One way to show that there are infinitely many primes is to show that for $\forall n \ge 3$, there is a prime p such that $n \lt p \le n!-1.$
I thought of assuming that the numbers in the sequence $n+1, n+2,... n!-1$ are all composite and deducing a contradiction, but I don't know how to do this.
Let $p_1, p_2, \dots p_k$ be all the primes in $\{1, 2, \dots, n\}$, and let $P=p_1p_2\dots p_k$. Of course $P\le n!$, so $P-1\le n!-1$ and $P-1$ is not divisible by $p_1, p_2, \dots, p_k$, therefore there must be a prime $p>n$ that divides $P-1$, so $p$ is a prime that satisfies $n<p\le P-1\le n!-1$.
Note that the statement is true for $n = 3$ and $n = 4$. In particular, $5$ and $7$ are prime and both $3 < 5 \leq 3! - 1 = 5$ and $4 < 7 \leq 4! - 1 = 23$.
Now suppose $n$ is a positive integer with $n \geq 5$ and that none of $n+1$, $n+2$, ... $n!-1$ is prime.
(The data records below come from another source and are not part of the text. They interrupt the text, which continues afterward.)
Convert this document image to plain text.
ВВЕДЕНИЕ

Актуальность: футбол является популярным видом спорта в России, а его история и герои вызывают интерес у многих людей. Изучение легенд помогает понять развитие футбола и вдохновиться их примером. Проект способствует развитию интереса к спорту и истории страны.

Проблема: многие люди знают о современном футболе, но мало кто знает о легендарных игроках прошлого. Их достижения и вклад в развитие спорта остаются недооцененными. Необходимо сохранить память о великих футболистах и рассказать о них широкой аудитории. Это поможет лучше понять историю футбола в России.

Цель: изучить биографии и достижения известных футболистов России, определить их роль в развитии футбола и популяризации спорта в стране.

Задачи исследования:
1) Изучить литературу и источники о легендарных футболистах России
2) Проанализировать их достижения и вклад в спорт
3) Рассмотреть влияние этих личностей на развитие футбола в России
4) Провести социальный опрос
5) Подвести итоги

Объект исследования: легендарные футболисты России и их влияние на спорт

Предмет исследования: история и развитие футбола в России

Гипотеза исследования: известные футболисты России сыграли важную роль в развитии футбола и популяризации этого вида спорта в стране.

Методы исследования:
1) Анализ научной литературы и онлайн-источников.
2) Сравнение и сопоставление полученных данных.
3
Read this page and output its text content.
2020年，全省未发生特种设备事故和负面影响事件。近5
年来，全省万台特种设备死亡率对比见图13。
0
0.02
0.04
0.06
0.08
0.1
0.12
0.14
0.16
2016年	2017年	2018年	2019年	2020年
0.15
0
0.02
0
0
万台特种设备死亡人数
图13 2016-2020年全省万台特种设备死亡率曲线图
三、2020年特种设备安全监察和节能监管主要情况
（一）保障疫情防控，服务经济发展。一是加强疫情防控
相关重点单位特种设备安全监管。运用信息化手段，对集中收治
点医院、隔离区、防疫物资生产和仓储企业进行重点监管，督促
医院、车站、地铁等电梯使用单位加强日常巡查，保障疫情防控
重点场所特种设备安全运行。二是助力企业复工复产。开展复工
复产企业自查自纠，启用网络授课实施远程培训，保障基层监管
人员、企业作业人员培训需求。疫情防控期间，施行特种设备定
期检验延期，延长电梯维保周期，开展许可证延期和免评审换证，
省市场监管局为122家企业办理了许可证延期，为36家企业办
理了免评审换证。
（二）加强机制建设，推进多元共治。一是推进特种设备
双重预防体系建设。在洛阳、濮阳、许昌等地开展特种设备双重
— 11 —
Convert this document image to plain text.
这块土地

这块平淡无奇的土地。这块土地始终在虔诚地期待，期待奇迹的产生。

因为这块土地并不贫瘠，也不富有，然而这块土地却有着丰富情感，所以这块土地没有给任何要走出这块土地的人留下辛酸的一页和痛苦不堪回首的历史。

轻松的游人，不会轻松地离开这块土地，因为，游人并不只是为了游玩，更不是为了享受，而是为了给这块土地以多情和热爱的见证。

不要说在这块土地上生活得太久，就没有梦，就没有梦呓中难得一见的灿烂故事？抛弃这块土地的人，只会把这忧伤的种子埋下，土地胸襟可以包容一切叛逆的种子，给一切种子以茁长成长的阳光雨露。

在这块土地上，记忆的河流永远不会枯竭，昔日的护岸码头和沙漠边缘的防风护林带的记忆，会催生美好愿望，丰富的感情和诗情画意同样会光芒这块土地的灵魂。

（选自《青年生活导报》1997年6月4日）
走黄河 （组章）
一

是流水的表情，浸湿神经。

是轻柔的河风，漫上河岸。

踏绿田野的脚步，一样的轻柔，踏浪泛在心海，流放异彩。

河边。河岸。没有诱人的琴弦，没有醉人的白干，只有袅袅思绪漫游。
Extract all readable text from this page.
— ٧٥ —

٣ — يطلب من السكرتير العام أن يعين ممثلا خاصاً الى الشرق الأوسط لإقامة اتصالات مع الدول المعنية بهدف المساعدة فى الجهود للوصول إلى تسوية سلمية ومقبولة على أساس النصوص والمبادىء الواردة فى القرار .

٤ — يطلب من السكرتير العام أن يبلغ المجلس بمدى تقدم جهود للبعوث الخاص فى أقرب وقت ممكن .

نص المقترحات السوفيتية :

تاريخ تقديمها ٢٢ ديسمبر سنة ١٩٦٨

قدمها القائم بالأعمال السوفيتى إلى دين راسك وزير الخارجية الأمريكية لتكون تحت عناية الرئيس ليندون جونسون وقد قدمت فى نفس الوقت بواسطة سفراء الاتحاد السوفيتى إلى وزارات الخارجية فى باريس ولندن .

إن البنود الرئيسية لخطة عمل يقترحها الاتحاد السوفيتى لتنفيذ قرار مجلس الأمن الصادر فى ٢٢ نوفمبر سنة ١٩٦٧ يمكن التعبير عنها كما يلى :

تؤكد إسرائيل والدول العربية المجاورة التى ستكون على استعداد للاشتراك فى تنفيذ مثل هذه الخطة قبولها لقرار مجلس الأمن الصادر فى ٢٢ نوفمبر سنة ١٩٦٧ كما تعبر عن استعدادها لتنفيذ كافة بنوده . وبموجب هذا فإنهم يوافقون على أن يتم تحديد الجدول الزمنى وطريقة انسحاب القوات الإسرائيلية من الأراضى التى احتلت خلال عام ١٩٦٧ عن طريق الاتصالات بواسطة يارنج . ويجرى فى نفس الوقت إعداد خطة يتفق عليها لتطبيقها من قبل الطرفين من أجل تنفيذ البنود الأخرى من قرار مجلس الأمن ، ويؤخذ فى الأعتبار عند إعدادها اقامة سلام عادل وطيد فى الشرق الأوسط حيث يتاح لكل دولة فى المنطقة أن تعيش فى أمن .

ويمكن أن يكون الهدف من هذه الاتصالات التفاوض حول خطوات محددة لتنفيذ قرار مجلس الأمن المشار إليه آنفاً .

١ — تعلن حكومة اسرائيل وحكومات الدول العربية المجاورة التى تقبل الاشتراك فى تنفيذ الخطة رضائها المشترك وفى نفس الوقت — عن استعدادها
Set $Q$ to be the product of the primes in $[1,n]$. Since $4 < n$, $Q < n!$ and $Q - 1 < n!-1$. We know $Q-1$ can be factored into a product of primes. Let $q$ be any prime in $[2,n]$. $q$ does not divide $Q$ because $Q/q$ has remainder $q-1 \neq 0$. So all the prime divisors of $Q$ are in $[n+1, n!-1)$. Therefore, there is at least one prime, $p$, dividing $Q-1$ with $n < p \leq n!-1$.